Will Oregon’s Clean Fuels Program throw a wrench yet again into the Legislature’s ability to approve a transportation package?
That’s how it played out during the 2015 session, when attempts to approve a transportation deal to pay for badly needed improvements to the state’s roads and bridges foundered on Republican objections regarding the fuels program.

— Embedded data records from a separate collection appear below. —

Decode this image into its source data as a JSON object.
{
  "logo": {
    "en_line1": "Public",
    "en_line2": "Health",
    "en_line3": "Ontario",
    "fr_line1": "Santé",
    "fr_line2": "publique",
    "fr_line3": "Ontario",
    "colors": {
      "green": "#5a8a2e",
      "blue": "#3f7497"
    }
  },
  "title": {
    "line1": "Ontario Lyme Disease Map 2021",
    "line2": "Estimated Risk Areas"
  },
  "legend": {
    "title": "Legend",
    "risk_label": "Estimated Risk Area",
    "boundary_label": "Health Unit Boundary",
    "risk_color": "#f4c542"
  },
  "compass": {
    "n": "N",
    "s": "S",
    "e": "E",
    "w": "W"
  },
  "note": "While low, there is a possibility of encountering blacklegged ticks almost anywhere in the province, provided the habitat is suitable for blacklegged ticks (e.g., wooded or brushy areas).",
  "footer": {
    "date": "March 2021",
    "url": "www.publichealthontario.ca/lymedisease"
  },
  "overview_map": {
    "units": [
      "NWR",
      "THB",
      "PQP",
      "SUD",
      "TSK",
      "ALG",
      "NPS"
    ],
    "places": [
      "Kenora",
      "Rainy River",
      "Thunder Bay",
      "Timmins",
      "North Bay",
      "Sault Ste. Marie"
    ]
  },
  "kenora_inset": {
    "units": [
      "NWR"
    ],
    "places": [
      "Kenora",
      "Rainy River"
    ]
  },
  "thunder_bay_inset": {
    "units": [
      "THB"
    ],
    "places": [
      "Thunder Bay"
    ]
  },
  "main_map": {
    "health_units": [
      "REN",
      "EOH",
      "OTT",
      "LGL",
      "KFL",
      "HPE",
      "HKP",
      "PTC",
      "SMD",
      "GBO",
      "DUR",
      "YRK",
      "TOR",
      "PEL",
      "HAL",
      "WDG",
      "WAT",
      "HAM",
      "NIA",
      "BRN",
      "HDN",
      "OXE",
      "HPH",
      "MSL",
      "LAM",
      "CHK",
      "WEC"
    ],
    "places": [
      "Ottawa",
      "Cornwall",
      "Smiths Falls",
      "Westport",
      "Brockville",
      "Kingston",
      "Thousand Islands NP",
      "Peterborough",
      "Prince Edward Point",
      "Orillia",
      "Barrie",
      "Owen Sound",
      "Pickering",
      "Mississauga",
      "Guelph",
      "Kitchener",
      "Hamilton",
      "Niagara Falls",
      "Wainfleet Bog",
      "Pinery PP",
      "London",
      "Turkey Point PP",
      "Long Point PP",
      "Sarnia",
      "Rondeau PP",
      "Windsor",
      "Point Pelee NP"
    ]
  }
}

The program itself is a well-meaning attempt to reduce the carbon intensity of Oregon’s transportation fuels by 10 percent over the next decade. It’s not clear whether the program will do much to reduce emissions of greenhouse gases, but it’s been estimated that it will increase the price of fuel: Previous estimates say it could cost consumers anywhere from 4 cents to $1 a gallon, although Gov. Kate Brown said Thursday that, thus far, the program has added less than a penny (0.25 cents) to the cost of a gallon of fuel in Oregon. (Remember that the Oregon Environmental Commission has voted to delay enforcement of the mandates until 2018 to allow time to develop cost-containment strategies and to work on other tweaks to the program.)
Democrats went ahead and renewed the fuel program during the 2015 session, despite warnings from Republicans that they would be unable to support any later transportation package that relied on an increase in the gas tax. Republicans said they didn’t want to saddle their constituents with what amounted to two separate price increases at the pump. GOP legislators stayed true to that promise, and since the increase in the gas tax required at least some Republican support, the transportation package died.
The 2017 session is scheduled to begin in earnest next week, and the transportation package is at or near the top on just about everyone’s “to do” list. And, in fact, a joint committee of legislators has been traveling the state to gather information for the package, including ways to pay for it. But if the package requires tax increases, it still will require some votes from Republicans.
And it became clear on Thursday, during a legislative preview session sponsored by The Associated Press, that Republican leaders still consider the Clean Fuels Program to be an obstacle to a transportation package. In fact, “obstacle” was the exact word used by Ted Ferrioli, the GOP’s minority leader in the Senate.
What was not clear on Thursday — and likely will not be clear until later in the session — was whether Democrats are willing to consider changes to the fuels program. Sen. Ginny Burdick, the Democratic Senate leader, urged flexibility from both sides but noted that she was gratified that the focus was on finding the best ways to reach the state’s overall goal of carbon reduction and not on a debate over whether the state should be reducing emissions in the first place.
Gov. Brown said Thursday that she was open to options, but has said in the past that she’s not in favor of wholesale changes to the program — and the fact that she was ready with that new estimate of increased fuel costs suggests that she still feels that way.
But she, and other Democrats, might need to set those feelings aside and prepare to do some bargaining. The logjam over the transportation package was likely the signature failure of the 2015 session. In fact, you might recall, Brown vowed early in the session that she wouldn’t let legislators leave Salem until that particular deal was done. Then they left, with no deal in hand.
This session will be considerably more difficult than its 2015 counterpart, especially with a $1.8 billion budget shortfall looming. Still, the Legislature can’t afford to leave Salem this year without a finished transportation deal.